There is a big gap between generations in the family. The father wants to maintain the principles of traditional culture through family meals and practicing Vietnamese. Meanwhile, his children prefer to take part in outdoor activities and enjoy life in a western society.

After failed attempts, the father decided to send the children to Vietnam to experience life in the homeland. Things were hard for the two young boys on their first days in Vietnam. Everything is different, from the ways of greeting, the eating and daily communication. They even had to get up early to do gardening, and take part in Vietnamese classes to be able to communicate with the others. The longer they live in Vietnam, the more they understand about the culture, as well as the value of family and homeland that they cannot lose.

Duong Viet Duc, the director and a main character in the film, said a trip back to Vietnam helped him understand the differences between him and his father, making him highly appreciate of the love and advice that his father gave him.

Duc said: “The traditional value of family is always honored in my family. I don’t want to lose my roots. Though I do not live in Vietnam, I think I still have the opportunity to return to the homeland to look for and compensate for what I have lost.”

Launched in 2014, the film was highly appreciated by the Vietnamese community and Czech people. The film was shown at film festivals in the US, the Czech Republic, Slovakia, Croatia, and Luxembourg. The film was highly appreciated for its meaningful message of family values and reminding young Vietnamese generation not to forget their origins.

Jan Syrucek, the film’s producer, said it was the positive reviews from Vietnamese and Czech audiences that inspired the film producers to produce the next parts. He said this is an interesting film about family values, and that the Czech people really want to understand more about Vietnamese culture through the Vietnamese community living there.

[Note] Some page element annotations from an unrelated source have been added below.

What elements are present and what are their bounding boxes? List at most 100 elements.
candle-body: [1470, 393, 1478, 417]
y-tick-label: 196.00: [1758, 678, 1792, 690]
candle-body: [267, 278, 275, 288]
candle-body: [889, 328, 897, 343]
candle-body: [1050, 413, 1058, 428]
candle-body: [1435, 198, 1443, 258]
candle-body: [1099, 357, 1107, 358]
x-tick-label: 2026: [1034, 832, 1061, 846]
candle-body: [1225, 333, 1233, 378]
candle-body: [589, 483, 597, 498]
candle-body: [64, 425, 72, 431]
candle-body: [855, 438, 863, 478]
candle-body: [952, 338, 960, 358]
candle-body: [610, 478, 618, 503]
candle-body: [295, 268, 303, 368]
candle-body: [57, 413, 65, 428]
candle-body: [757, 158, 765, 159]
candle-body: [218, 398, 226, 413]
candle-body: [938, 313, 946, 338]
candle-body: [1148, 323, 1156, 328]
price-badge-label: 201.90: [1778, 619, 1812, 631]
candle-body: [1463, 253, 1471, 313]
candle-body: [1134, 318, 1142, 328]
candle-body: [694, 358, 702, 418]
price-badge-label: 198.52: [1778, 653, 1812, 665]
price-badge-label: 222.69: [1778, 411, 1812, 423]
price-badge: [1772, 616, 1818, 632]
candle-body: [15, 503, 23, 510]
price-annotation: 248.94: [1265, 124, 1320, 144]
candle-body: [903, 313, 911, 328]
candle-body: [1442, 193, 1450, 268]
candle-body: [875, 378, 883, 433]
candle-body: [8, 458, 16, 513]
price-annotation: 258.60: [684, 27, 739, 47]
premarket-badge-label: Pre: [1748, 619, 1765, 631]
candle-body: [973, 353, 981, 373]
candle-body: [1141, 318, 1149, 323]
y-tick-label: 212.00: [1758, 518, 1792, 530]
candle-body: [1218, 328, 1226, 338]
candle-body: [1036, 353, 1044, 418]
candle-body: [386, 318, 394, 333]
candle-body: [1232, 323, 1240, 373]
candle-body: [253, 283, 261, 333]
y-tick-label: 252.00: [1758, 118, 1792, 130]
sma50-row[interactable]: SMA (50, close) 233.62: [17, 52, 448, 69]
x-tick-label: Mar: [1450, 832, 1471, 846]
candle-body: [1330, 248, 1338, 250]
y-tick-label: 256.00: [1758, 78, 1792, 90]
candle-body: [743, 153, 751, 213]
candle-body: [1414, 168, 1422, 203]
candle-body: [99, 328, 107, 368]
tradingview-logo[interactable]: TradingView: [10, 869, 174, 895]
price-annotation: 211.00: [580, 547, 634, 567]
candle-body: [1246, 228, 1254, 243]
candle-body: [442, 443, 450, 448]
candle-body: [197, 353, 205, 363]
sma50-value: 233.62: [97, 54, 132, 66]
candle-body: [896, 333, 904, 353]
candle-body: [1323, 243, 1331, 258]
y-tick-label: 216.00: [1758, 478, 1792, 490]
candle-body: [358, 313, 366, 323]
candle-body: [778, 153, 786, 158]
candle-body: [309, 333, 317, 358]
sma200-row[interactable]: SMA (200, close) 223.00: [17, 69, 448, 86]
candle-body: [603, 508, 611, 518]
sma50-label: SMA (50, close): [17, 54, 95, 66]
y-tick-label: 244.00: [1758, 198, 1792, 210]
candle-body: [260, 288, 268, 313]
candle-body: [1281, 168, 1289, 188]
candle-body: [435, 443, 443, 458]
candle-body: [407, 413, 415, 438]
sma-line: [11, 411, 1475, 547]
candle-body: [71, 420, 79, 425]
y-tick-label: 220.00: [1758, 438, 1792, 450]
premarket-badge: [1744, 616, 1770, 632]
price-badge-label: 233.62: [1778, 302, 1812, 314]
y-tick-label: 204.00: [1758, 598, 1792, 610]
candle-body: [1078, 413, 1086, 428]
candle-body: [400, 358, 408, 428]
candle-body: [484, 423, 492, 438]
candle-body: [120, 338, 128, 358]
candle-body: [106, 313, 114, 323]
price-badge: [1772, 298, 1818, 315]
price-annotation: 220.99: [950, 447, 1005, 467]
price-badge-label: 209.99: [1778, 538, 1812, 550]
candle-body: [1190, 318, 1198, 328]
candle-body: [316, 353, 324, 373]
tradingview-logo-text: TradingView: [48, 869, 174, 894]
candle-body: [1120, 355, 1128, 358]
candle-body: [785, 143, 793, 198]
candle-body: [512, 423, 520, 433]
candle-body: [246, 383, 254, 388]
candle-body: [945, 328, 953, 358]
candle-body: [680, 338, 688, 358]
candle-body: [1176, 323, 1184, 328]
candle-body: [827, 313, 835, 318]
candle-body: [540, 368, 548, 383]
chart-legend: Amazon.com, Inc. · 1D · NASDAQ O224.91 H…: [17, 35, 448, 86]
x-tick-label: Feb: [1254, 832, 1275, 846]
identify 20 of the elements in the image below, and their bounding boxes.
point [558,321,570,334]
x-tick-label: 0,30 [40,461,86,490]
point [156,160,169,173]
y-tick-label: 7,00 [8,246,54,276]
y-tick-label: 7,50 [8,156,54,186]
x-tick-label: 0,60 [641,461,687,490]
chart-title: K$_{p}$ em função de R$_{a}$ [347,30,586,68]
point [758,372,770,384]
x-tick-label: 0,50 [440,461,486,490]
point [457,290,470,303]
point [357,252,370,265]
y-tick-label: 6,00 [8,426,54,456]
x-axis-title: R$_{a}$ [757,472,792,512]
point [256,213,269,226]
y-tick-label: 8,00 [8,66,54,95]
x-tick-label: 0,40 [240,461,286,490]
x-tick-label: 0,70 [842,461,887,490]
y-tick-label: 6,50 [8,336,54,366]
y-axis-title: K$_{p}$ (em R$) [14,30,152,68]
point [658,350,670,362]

“There are thousands of Vietnamese people living in the Czech Republic but we don’t know much about their lives. Many Vietnamese run shops here and they work all day, we don’t know much about them. The younger generation lives quite differently from their predecessors. The film somehow reflects the lives of Vietnamese people in our country.”

The next film is expected to be finished early next year and will launch several months later.